In deze zaak heeft de Rechtbank Den Haag uitspraak gedaan over het verzoek van de verzoeker, een asielzoeker, om vergoeding van zijn proceskosten. De verzoeker had zijn aanvraag voor asiel ingediend op 12 juni 2022, maar verweerder, de Staatssecretaris van Justitie en Veiligheid, had niet tijdig beslist. De verzoeker heeft verweerder op 20 december 2022 in gebreke gesteld. Op 27 september 2022 is een besluit (WBV 2022/22) van kracht geworden dat de beslistermijnen voor asielaanvragen met negen maanden verlengt. Dit besluit is ook van toepassing op de aanvraag van de verzoeker, waardoor de beslistermijn nog niet was verstreken op het moment van de ingebrekestelling.

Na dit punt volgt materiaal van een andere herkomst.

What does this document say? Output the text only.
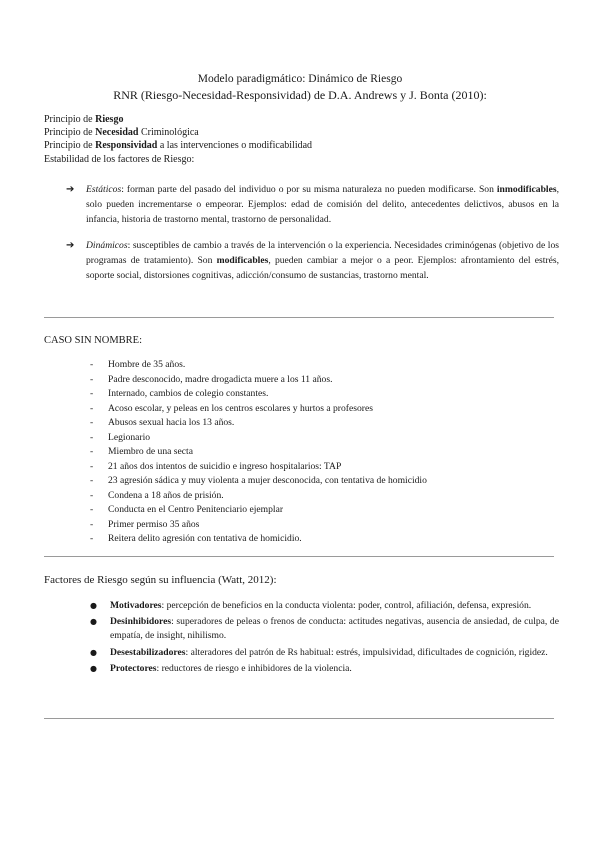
Modelo paradigmático: Dinámico de Riesgo
RNR (Riesgo-Necesidad-Responsividad) de D.A. Andrews y J. Bonta (2010):
Principio de Riesgo
Principio de Necesidad Criminológica
Principio de Responsividad a las intervenciones o modificabilidad
Estabilidad de los factores de Riesgo:
➔ Estáticos: forman parte del pasado del individuo o por su misma naturaleza no pueden modificarse. Son inmodificables, solo pueden incrementarse o empeorar. Ejemplos: edad de comisión del delito, antecedentes delictivos, abusos en la infancia, historia de trastorno mental, trastorno de personalidad.
➔ Dinámicos: susceptibles de cambio a través de la intervención o la experiencia. Necesidades criminógenas (objetivo de los programas de tratamiento). Son modificables, pueden cambiar a mejor o a peor. Ejemplos: afrontamiento del estrés, soporte social, distorsiones cognitivas, adicción/consumo de sustancias, trastorno mental.
CASO SIN NOMBRE:
- Hombre de 35 años.
- Padre desconocido, madre drogadicta muere a los 11 años.
- Internado, cambios de colegio constantes.
- Acoso escolar, y peleas en los centros escolares y hurtos a profesores
- Abusos sexual hacia los 13 años.
- Legionario
- Miembro de una secta
- 21 años dos intentos de suicidio e ingreso hospitalarios: TAP
- 23 agresión sádica y muy violenta a mujer desconocida, con tentativa de homicidio
- Condena a 18 años de prisión.
- Conducta en el Centro Penitenciario ejemplar
- Primer permiso 35 años
- Reitera delito agresión con tentativa de homicidio.
Factores de Riesgo según su influencia (Watt, 2012):
● Motivadores: percepción de beneficios en la conducta violenta: poder, control, afiliación, defensa, expresión.
● Desinhibidores: superadores de peleas o frenos de conducta: actitudes negativas, ausencia de ansiedad, de culpa, de empatía, de insight, nihilismo.
● Desestabilizadores: alteradores del patrón de Rs habitual: estrés, impulsividad, dificultades de cognición, rigidez.
● Protectores: reductores de riesgo e inhibidores de la violencia.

Op 8 maart 2023 heeft verweerder alsnog een beslissing genomen op de aanvraag van de verzoeker. De verzoeker trok zijn beroep tegen het niet tijdig beslissen in, maar verzocht de rechtbank om verweerder te veroordelen in de proceskosten. De rechtbank overweegt dat als verweerder tijdens een beroep tegen het niet tijdig beslissen alsnog een besluit neemt, de rechtbank alleen in de proceskosten kan veroordelen als het beroep niet prematuur is ingesteld. In dit geval was de ingebrekestelling prematuur, waardoor niet voldaan was aan de voorwaarden voor het indienen van een beroep op grond van het niet tijdig beslissen.
De rechtbank concludeert dat er geen sprake is geweest van een ontvankelijk beroep en wijst het verzoek om proceskostenvergoeding af. De uitspraak is gedaan door rechter A. Skerka en is openbaar gemaakt op 24 mei 2023.